Since the September 11 tragedy in New York (and Bali and Afghanistan and Saudi Arabia and Baghdad and Pakistan and so on) countries that enjoy the freedom of speech, the right to vote and the right to privacy have started to tighten their security.
Security in this case means finding the bad people through monitoring and then taking action to prevent further threats. With communication becoming a global, digital network, security agencies will rely more on technology to intercept, collate and analyse this information.
And in doing so, they're going to impinge on the privacy of every single person.
At least, this is how privacy advocates are seeing it. Their issue is that not only do we have a right to say what we want but we also have a right not to say it. Thus, we should have the right to remain anonymous if we want to buy something just as much as we can choose what we want to buy.
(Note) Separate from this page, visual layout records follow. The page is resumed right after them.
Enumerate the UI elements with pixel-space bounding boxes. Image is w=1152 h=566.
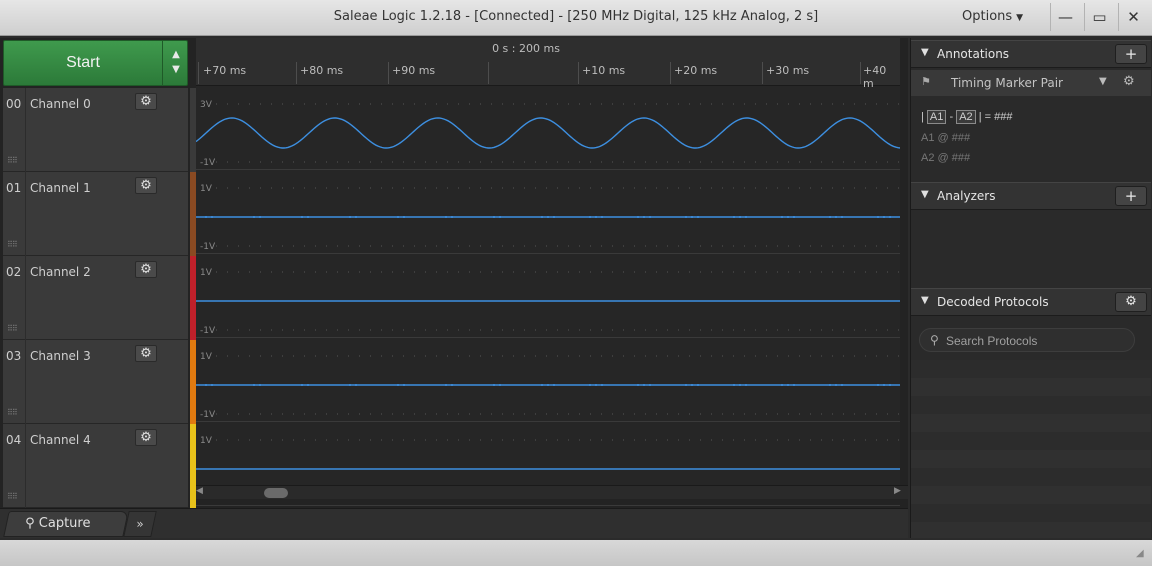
formula-result: = ### [984, 111, 1013, 123]
drag-handle-icon[interactable]: ⠿⠿ [7, 324, 18, 333]
search-protocols-input[interactable] [946, 332, 1126, 350]
channel-number: 03 [6, 349, 22, 363]
channel-number: 04 [6, 433, 22, 447]
capture-tab-bar: ⚲ Capture » [0, 508, 908, 538]
annotations-header[interactable]: ▼ Annotations + [911, 40, 1151, 68]
tick-label: +30 ms [766, 64, 810, 77]
scroll-right-icon[interactable]: ▶ [894, 486, 901, 496]
marker-pin-icon: ⚑ [921, 75, 931, 88]
channel-row[interactable]: 03 Channel 3 ⚙ ⠿⠿ [3, 340, 188, 424]
tick-label: +10 ms [582, 64, 626, 77]
tick-label: +80 ms [300, 64, 344, 77]
add-analyzer-button[interactable]: + [1115, 186, 1147, 206]
capture-panel: Start ▲ ▼ 00 Channel 0 ⚙ ⠿⠿ 01 Channel 1 ⚙ ⠿⠿ 02… [0, 38, 908, 538]
horizontal-scrollbar[interactable]: ◀ ▶ [196, 485, 908, 499]
arrow-up-icon: ▲ [172, 49, 180, 60]
drag-handle-icon[interactable]: ⠿⠿ [7, 408, 18, 417]
a1-marker-button[interactable]: A1 [926, 110, 947, 124]
formula-separator: - [949, 111, 954, 123]
channel-waveform[interactable]: 1V -1V [196, 338, 900, 422]
tick-label: +70 ms [203, 64, 247, 77]
start-options-stepper[interactable]: ▲ ▼ [162, 41, 189, 85]
dropdown-icon[interactable]: ▼ [1099, 76, 1107, 87]
channel-name[interactable]: Channel 0 [30, 97, 91, 111]
center-time: 0 s : 200 ms [492, 42, 560, 55]
tick-label: +90 ms [392, 64, 436, 77]
collapse-icon[interactable]: ▼ [921, 295, 929, 306]
annotations-title: Annotations [937, 47, 1010, 61]
protocol-search[interactable]: ⚲ [919, 328, 1135, 352]
channel-row[interactable]: 00 Channel 0 ⚙ ⠿⠿ [3, 88, 188, 172]
time-ruler[interactable]: 0 s : 200 ms +70 ms +80 ms +90 ms +10 ms… [196, 38, 900, 90]
decoded-protocols-header[interactable]: ▼ Decoded Protocols ⚙ [911, 288, 1151, 316]
capture-tab[interactable]: ⚲ Capture [3, 511, 129, 537]
maximize-button[interactable]: ▭ [1084, 3, 1114, 31]
gear-icon[interactable]: ⚙ [135, 93, 157, 110]
title-bar: Saleae Logic 1.2.18 - [Connected] - [250… [0, 0, 1152, 36]
search-icon: ⚲ [25, 516, 35, 531]
gear-icon[interactable]: ⚙ [135, 177, 157, 194]
search-icon: ⚲ [930, 333, 939, 347]
marker-formula: | A1 - A2 | = ### [921, 110, 1013, 124]
waveform-view[interactable]: 0 s : 200 ms +70 ms +80 ms +90 ms +10 ms… [196, 38, 900, 506]
capture-tab-label: Capture [38, 516, 91, 531]
decoded-protocol-list[interactable] [911, 360, 1151, 538]
channel-name[interactable]: Channel 4 [30, 433, 91, 447]
gear-icon[interactable]: ⚙ [135, 261, 157, 278]
marker-pair-label: Timing Marker Pair [951, 76, 1063, 90]
arrow-down-icon: ▼ [172, 64, 180, 75]
channel-waveform[interactable]: 3V -1V [196, 86, 900, 170]
options-label: Options [962, 9, 1013, 24]
options-menu[interactable]: Options ▼ [962, 9, 1023, 24]
gear-icon[interactable]: ⚙ [135, 345, 157, 362]
minimize-button[interactable]: — [1050, 3, 1080, 31]
analyzers-header[interactable]: ▼ Analyzers + [911, 182, 1151, 210]
channel-row[interactable]: 01 Channel 1 ⚙ ⠿⠿ [3, 172, 188, 256]
signal-trace [196, 117, 900, 149]
collapse-icon[interactable]: ▼ [921, 189, 929, 200]
channel-number: 00 [6, 97, 22, 111]
channel-name[interactable]: Channel 2 [30, 265, 91, 279]
chevron-down-icon: ▼ [1016, 13, 1024, 23]
resize-grip-icon[interactable]: ◢ [1136, 548, 1144, 559]
add-annotation-button[interactable]: + [1115, 44, 1147, 64]
channel-number: 02 [6, 265, 22, 279]
scroll-thumb[interactable] [264, 488, 288, 498]
channel-waveform[interactable]: 1V -1V [196, 254, 900, 338]
signal-trace [196, 216, 900, 218]
start-label: Start [66, 54, 100, 71]
close-button[interactable]: ✕ [1118, 3, 1148, 31]
scroll-left-icon[interactable]: ◀ [196, 486, 203, 496]
drag-handle-icon[interactable]: ⠿⠿ [7, 240, 18, 249]
signal-trace [196, 384, 900, 386]
more-tabs-button[interactable]: » [123, 511, 157, 537]
side-panel: ▼ Annotations + ⚑ Timing Marker Pair ▼ ⚙… [910, 38, 1152, 538]
channel-name[interactable]: Channel 1 [30, 181, 91, 195]
channel-number: 01 [6, 181, 22, 195]
status-bar: ◢ [0, 540, 1152, 566]
timing-marker-row[interactable]: ⚑ Timing Marker Pair ▼ ⚙ [911, 70, 1151, 96]
start-button[interactable]: Start ▲ ▼ [3, 40, 188, 86]
double-chevron-icon: » [136, 517, 144, 531]
channel-name[interactable]: Channel 3 [30, 349, 91, 363]
gear-icon[interactable]: ⚙ [1115, 292, 1147, 312]
drag-handle-icon[interactable]: ⠿⠿ [7, 156, 18, 165]
decoded-protocols-title: Decoded Protocols [937, 295, 1049, 309]
gear-icon[interactable]: ⚙ [135, 429, 157, 446]
drag-handle-icon[interactable]: ⠿⠿ [7, 492, 18, 501]
channel-row[interactable]: 02 Channel 2 ⚙ ⠿⠿ [3, 256, 188, 340]
gear-icon[interactable]: ⚙ [1123, 74, 1135, 89]
channel-row[interactable]: 04 Channel 4 ⚙ ⠿⠿ [3, 424, 188, 508]
tick-label: +20 ms [674, 64, 718, 77]
channel-waveform[interactable]: 1V -1V [196, 170, 900, 254]
analyzers-title: Analyzers [937, 189, 996, 203]
a2-marker-button[interactable]: A2 [956, 110, 976, 124]
a1-position: A1 @ ### [921, 132, 971, 144]
a2-position: A2 @ ### [921, 152, 971, 164]
collapse-icon[interactable]: ▼ [921, 47, 929, 58]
The counter-argument, of course, is that if you aren't doing anything wrong then you've got nothing to worry about. And don't you want our country to be safe?
Currently, we're somewhere in the middle. But in light of this 'new' idea of terrorism, we need to renegotiate what's important to our society and draw a new line in the sand between personal freedoms and national security.
The tools to monitor people are already in place. The Internet is essentially one massive log file which records where emails go; what sites are visited; and which computer each and every packet of information goes to. By the time other forms of communication go completely digital, like phones, we'll already have the perfect infrastructure in place to record the behaviour of individuals.
At the moment, the only thing that's preventing the wholesale, blanket monitoring of the population is legislation which more or less says we have a right to privacy, unless there's strong evidence to suggest we've abused that right. I like that idea. Privacy is a right, and if someone abuses it then it should get taken away. Taken away for that particular person, not every single person.
My belief is that if we take away the foundations of our free society in order to protect it, then what are we protecting? We'll go into an unhealthy spiral where tightened security that's designed to protect our free way of life actually takes it away.
I'll say it again because I think it's important: what are protecting if not our freedom?
What do you think? Do you think everyone should be monitored more? What's more important, national security or individual privacy?